The Medicines and Medical Devices Safety Review (or the Cumberlege Review) was published last week into the harmful impacts of pregnancy test Primodos, epilepsy drug sodium valproate and pelvic mesh implants. The widely publicised review has shown why the establishment of an independent Patient Safety Commissioner is an absolute priority in giving patients and families a voice to prevent avoidable harm in future.
The Department of Health and Social Care would do well to look to the role of the Children’s Commissioner role, currently held by Anne Longfield. The position was established in 2004 as the independent voice of children and young people, championing their interests and bringing their concerns to the national arena. The independent nature of the Children’s Commissioner gives them the freedom to monitor, promote and protect the human rights of children successfully.
The Cumberlege Review shows that NHS leaders and doctors need to effectively be held to account for their own operations to ensure that the patient’s interests are put first. Sir Cyril Chantler, one of the review panel members, said that if such a Commissioner post had existed before, there would have been no need for this latest inquiry because the Primodos, Valproate and mesh scandals would have been dealt with at an early stage, preventing the high number of patient incidents that were allowed to occur.

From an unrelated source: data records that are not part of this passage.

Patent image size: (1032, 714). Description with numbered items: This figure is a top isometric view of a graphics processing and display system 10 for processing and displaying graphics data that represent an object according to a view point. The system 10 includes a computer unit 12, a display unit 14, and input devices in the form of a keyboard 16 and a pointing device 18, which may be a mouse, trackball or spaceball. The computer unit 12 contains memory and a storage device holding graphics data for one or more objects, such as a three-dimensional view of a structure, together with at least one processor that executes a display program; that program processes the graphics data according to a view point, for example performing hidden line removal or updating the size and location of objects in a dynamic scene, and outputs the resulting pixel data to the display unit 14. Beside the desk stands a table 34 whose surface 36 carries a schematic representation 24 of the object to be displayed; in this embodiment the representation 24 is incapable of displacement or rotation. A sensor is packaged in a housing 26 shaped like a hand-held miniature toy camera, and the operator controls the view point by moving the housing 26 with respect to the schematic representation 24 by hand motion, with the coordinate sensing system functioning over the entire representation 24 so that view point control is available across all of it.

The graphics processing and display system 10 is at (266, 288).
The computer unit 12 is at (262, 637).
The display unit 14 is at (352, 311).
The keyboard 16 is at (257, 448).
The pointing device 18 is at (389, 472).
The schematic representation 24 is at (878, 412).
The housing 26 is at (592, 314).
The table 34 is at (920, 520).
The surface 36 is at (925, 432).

This sentiment was echoed by Chief Executive of the Epilepsy Society, Clare Pelham, who highlights the need for radical change in the regulation of the Healthcare System. She said that the culture of ‘doctors know best’ must end now, and the appointment of a Patient Safety Commissioner “is imperative to listen to patients and enable their voices to influence improvements to patient safety”. Pelham emphasises that the commissioner must be “one of us” – that is not a doctor, a nurse, a scientist, or someone with years of experience within the NHS. Pelham says, “They must be a patient, like any of us who goes to see their doctor in their hour of need full of trust and confidence and deserves openness and a willingness to learn from mistakes, as well as care and understanding.”
In 2010 the then Children’s Commissioner for England Maggie Atkinson called for dialogue between government and stakeholders over concerns for the welfare of children held in detention for immigration purposes. The case is an example of how the Children’s Commissioner intervened on behalf of children and young people in areas of policy that were not designed to encompass children’s rights. An independent Patient Safety Commissioner can provide a similar voice to patients and their families, to ensure that the key decisionmakers are held to account.
At a time when we are particularly grateful to NHS staff, it is essential that the government looks to best practice within other departments to ensure that patients are no longer let down by the nation’s most loved institution, which was set up to protect each and every one of us. If Matt Hancock is serious about focusing on prevention and early detection, then the government should look to replicate the success of the independent Children’s Commissioner Role. An independent commissioner can be free from government agendas to hold the system to account effectively, monitor trends, and encourage and require the system to act. They would press the system to take timely action where action is called for to minimise harm.